1. A radial piston pump for generating high fuel pressure in fuel injection systems of internal combustion engines, in particular in a common rail injection system, having a driveshaft, supported in a housing, that has an eccentrically embodied shaft portion which cooperates with preferably a plurality of pistons capable of reciprocating radially, relative to the driveshaft, in a respective element bore, in order to aspirate fuel and subject it to high pressure in a high-pressure region, wherein the outer jacket face (3) of the pistons and/or the inner jacket face (20) of the element bore having a structure in the μm range formed therein and wherein the structure is formed by lubrication channels (9-18), disposed in pairs, each of a different length, each channel having arms oriented perpendicular to one another, with one arm disposed in the axial direction and the other arm in the circumferential direction of the respective jacket face.

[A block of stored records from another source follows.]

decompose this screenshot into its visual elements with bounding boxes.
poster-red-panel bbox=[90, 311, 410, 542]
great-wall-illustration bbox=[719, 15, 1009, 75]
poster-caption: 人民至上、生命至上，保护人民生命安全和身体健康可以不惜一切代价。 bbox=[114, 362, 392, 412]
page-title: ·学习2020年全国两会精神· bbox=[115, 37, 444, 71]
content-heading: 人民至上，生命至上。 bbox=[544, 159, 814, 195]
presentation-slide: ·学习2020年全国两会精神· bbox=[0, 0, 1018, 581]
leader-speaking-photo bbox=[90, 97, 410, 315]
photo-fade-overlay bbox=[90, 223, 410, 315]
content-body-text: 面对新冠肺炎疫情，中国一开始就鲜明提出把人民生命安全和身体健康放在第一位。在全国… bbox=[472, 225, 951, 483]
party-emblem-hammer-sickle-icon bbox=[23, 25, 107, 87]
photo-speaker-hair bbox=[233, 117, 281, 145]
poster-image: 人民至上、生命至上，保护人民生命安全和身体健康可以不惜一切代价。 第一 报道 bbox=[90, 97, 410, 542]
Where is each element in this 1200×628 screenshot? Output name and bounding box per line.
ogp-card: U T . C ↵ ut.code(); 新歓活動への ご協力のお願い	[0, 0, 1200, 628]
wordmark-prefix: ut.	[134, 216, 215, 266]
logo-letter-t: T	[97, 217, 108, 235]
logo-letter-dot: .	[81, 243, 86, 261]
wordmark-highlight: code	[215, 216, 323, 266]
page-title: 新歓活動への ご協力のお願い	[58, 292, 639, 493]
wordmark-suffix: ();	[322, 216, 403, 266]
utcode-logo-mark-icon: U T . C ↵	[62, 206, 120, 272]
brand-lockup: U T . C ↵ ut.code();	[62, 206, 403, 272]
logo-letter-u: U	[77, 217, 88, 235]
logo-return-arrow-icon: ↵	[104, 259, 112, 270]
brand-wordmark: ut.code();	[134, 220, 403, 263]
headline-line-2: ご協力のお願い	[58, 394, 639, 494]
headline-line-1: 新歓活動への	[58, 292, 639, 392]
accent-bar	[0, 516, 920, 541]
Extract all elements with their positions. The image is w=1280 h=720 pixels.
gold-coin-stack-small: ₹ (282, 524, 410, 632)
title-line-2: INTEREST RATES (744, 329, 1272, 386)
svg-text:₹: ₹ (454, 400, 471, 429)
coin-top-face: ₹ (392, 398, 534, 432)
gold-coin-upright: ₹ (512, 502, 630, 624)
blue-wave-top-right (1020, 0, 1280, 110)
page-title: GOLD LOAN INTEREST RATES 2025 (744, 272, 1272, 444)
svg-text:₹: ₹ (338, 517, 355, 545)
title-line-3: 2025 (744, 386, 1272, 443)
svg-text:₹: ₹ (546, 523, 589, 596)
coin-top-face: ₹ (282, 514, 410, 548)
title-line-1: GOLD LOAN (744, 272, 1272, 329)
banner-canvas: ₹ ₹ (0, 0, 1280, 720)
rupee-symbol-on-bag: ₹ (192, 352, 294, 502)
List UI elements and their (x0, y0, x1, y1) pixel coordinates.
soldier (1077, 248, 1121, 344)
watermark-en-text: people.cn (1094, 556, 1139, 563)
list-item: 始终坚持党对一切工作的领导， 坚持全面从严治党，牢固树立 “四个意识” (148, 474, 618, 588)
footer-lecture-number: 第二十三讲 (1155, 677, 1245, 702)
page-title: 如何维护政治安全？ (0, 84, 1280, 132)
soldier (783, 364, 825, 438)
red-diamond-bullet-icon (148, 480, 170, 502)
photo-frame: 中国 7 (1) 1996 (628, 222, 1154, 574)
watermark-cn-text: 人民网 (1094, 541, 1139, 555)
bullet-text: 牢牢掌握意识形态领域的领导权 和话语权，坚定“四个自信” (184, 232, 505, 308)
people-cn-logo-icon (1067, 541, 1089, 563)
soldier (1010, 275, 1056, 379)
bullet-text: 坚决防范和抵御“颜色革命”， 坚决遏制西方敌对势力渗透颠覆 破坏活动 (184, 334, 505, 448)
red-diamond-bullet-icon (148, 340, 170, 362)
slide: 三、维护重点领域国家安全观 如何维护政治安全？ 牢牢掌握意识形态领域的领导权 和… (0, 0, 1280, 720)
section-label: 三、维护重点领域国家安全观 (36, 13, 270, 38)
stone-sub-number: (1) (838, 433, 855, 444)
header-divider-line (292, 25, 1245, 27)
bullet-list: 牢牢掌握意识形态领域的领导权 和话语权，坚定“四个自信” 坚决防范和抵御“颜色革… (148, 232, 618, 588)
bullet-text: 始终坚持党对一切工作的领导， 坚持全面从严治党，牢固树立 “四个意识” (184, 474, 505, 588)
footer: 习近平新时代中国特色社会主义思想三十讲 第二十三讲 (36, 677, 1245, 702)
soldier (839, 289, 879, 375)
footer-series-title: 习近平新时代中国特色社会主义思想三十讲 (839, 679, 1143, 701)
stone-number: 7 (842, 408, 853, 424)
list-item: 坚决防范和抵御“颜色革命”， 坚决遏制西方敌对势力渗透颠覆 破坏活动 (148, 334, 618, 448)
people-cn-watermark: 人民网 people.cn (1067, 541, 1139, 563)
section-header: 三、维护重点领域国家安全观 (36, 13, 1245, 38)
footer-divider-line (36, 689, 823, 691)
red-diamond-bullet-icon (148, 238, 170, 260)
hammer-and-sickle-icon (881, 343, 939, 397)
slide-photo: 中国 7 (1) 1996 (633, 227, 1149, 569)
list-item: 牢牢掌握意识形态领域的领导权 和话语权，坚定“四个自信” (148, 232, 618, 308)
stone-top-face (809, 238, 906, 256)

2. A radial piston pump for generating high fuel pressure in fuel injection systems of internal combustion engines, in particular in a common rail injection system, having a driveshaft, supported in a housing, that has an eccentrically embodied shaft portion which cooperates with preferably a plurality of pistons capable of reciprocating radially, relative to the driveshaft, in a respective element bore, in order to aspirate fuel and subject it to high pressure in a high-pressure region, wherein the outer jacket face (3) of the pistons and/or the inner jacket face (20) of the element bore having a structure in the μm range formed therein, wherein the structure is embodied such that in operation there is no direct communication between the high-pressure region (1), defined by one face end of the respective piston, and a low-pressure region (2), defined by the other face end and wherein the structure is formed by lubrication channels (9-18), disposed in pairs, each of a different length, each channel having arms oriented perpendicular to one another, with one arm disposed in the axial direction and the other arm in the circumferential direction of the respective jacket face.